Will Hill is the author of one of my favourite books of 2011, Department 19. The sequel, Department 19: The Rising came out earlier this year and was even better. To celebrate the release of The Rising, Will Hill wrote this fantastic guest post about why he reads (and writes) scary books. Since it’s nearly Halloween I thought I’d re-post it. Enjoy his post and make sure you grab the Department 19 books for some seriously creepy, gory and action-packed reading.
When I was about 12 I was so scared by Stephen King’s It that I slept with the light on, having placed the book, a beautiful old library hardback with a terrifying oil-painted amusement park clown on the cover, in the middle of my bedroom floor where I could keep an eye on it.
It was the prologue that did it.
George Denbrough chases a paper boat down the flooded streets of his hometown, until he loses it down an overflowing drain. A drain in which he finds a friendly, charming clown. A clown that suddenly changes shape and pulls George’s arm off at the shoulder, leaving him to bleed to death in the rain and the rushing water.
That was it for me.
Not only was it the moment when I closed that particular book and asked my mum to take it back to the library for me, as I was too scared to touch the thing myself, but it was also when I first understood the power that certain books can possess. The power to scare you silly.
I wrote Department 19 because I wanted to tell a story, about an ordinary boy called Jamie Carpenter who is thrown into an extraordinary world where he is forced to sink or swim, where he finds out who he really is. But I’ll be totally honest – I wanted to scare readers as well. Not because I’m mean, or vicious, or some kind of sadist, but because I think that books have a unique quality that I wanted to take advantage of – how scary they are is limited only by the power of the reader’s imagination.
I can describe the vampires in Department 19 in as much detail as I choose, but the picture of them that appears in one reader’s head is still going to be very different to that in someone else’s. In films and TV, the monsters, the villains, the frightening and scary things, are fully formed and shown, decisions that the director and the makeup department have made and then presented to you, whole. That doesn’t mean they can’t be scary, not at all – The Exorcist, The Omen, the original A Nightmare On Elm Street, all scared the hell out of me when I was younger than I am now. But they’re a communal experience, where everyone who sees them sees the same thing.
Books are different. With books, it’s just the words on the page and the power of your own mind. It’s personal.
When I was a teenager, I went straight from reading children’s books to reading Stephen King, Clive Barker, James Herbert etc. My mother, who always encouraged me to read, and who would regularly bring me horror paperbacks home from the second-hand shops near where we lived, even though she didn’t really approve of them, would often ask me “Why do you read all that horrible stuff?” She still asks me that question, but now she also adds “How can you think of the horrible stuff you write?” I didn’t have an answer for her when I was younger, but I think I understand it a bit better now.
I loved (and still love) horror because nothing makes you feel more alive than staring into the darkness and confronting the things that scare you.

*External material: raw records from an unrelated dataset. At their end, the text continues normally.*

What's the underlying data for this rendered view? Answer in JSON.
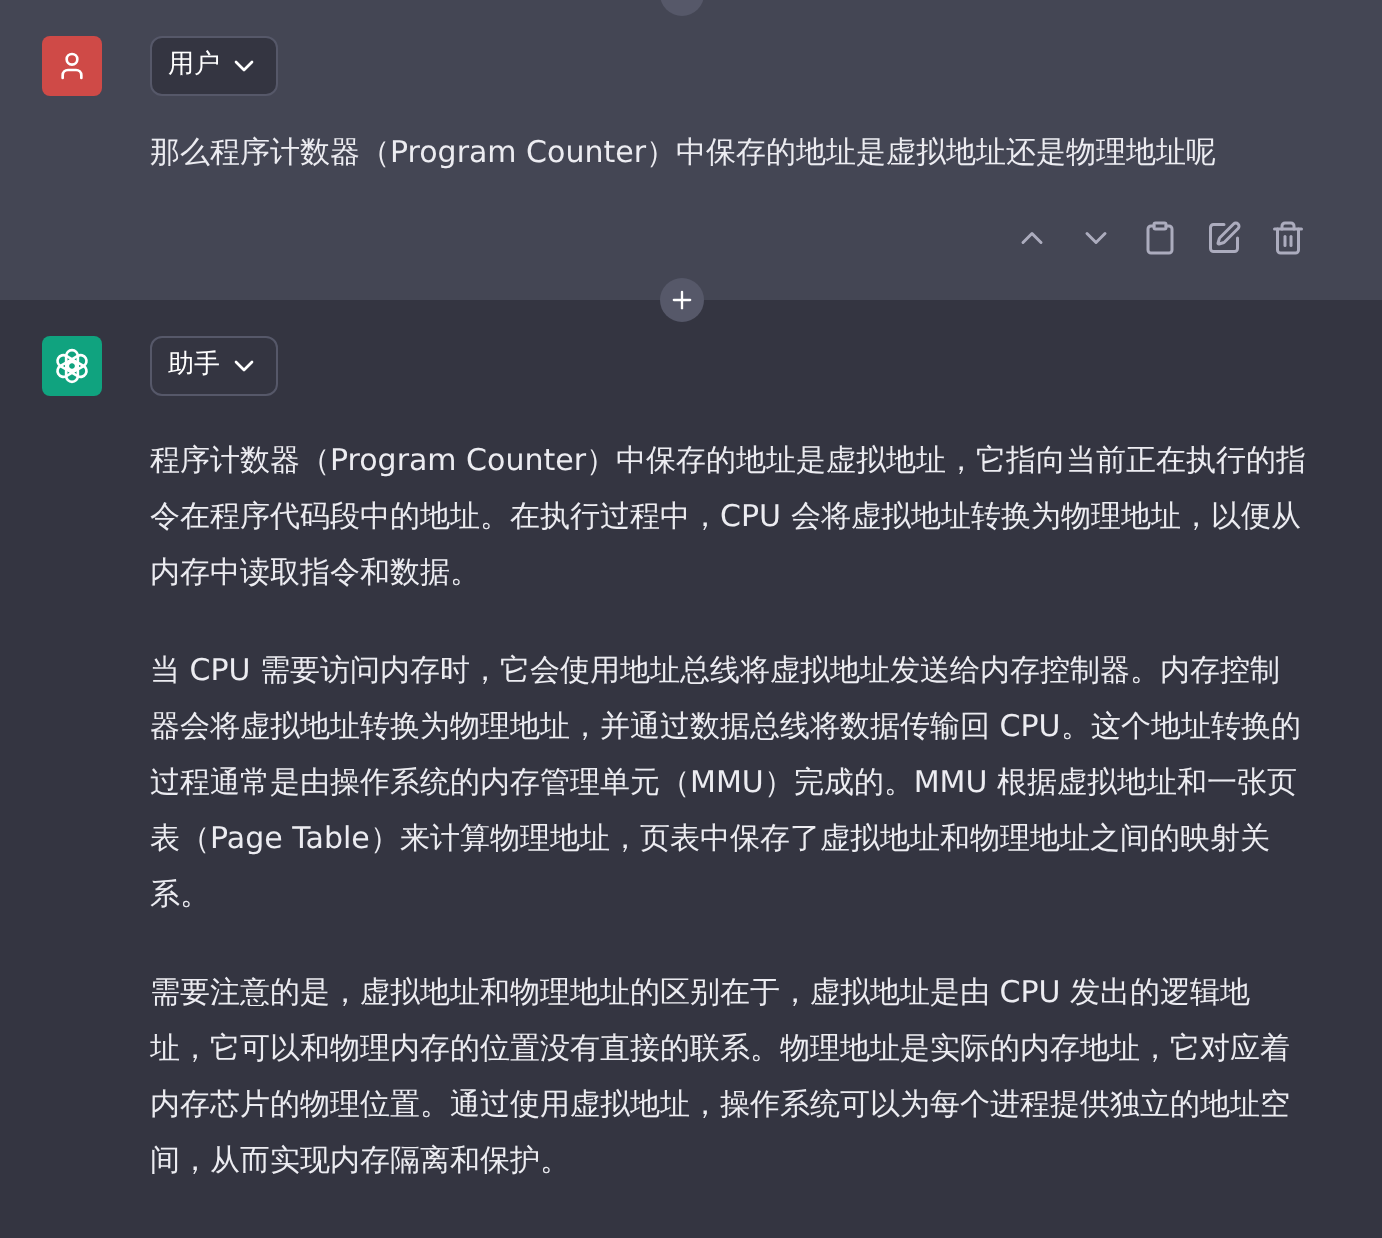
{
  "messages": [
    {
      "kind": "user",
      "role_label": "用户",
      "paragraphs": [
        "那么程序计数器（Program Counter）中保存的地址是虚拟地址还是物理地址呢"
      ],
      "actions": true
    },
    {
      "kind": "assistant",
      "role_label": "助手",
      "paragraphs": [
        "程序计数器（Program Counter）中保存的地址是虚拟地址，它指向当前正在执行的指令在程序代码段中的地址。在执行过程中，CPU 会将虚拟地址转换为物理地址，以便从内存中读取指令和数据。",
        "当 CPU 需要访问内存时，它会使用地址总线将虚拟地址发送给内存控制器。内存控制器会将虚拟地址转换为物理地址，并通过数据总线将数据传输回 CPU。这个地址转换的过程通常是由操作系统的内存管理单元（MMU）完成的。MMU 根据虚拟地址和一张页表（Page Table）来计算物理地址，页表中保存了虚拟地址和物理地址之间的映射关系。",
        "需要注意的是，虚拟地址和物理地址的区别在于，虚拟地址是由 CPU 发出的逻辑地址，它可以和物理内存的位置没有直接的联系。物理地址是实际的内存地址，它对应着内存芯片的物理位置。通过使用虚拟地址，操作系统可以为每个进程提供独立的地址空间，从而实现内存隔离和保护。"
      ],
      "actions": false
    }
  ]
}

It’s placing yourself in harm’s way, without actually taking any physical risk. It’s like being on a rollercoaster – you know full well that it’s safe, you know that nothing genuinely bad is going to happen to you, but your heart is still pounding, your palms are still clammy, and you’re still wearing that slightly hysterical grin that is meant to show you’re not scared, but in fact gives you away completely. And while the ride may be horrible, may be a terrible, gut-churning ordeal that you never, ever, ever want to do again, when you get off at the other end, your legs wobbling and your face pale, the sensation of being alive, of having survived, is wonderful. It’s adrenaline and it’s probably mild hysteria, but ultimately it’s the primal, joyous sense of being alive.
That’s what scary books did for me.
You can confront terrible things, evils both great and small, violence and pain and anguish and loss, and you can do it all from the comfort of your favourite chair, or lying in bed with a lamp on, the one that’s light doesn’t quite reach the corners of the room, the dark corners where things can hide, and wait. And if it gets too much, you can simply close the book, and come back to the real world for a while.
For some reason, the human brain seems to contain a tendency towards the masochistic; it’s the bit of your mind that looks at the rollercoaster tracks and thinks it can see cracks in the metal, that looks at the dog being walked innocently in the park and imagines it suddenly accelerating towards you, its jaws wide, foam frothing from its mouth. This is the bit of our brains that give horror its power. And it’s why I still read scary books, and why I write them. Because I love the thought of tapping into something primal, of experiencing something visceral.
Because being scared is good.
It’s one of the ways that you know you’re alive.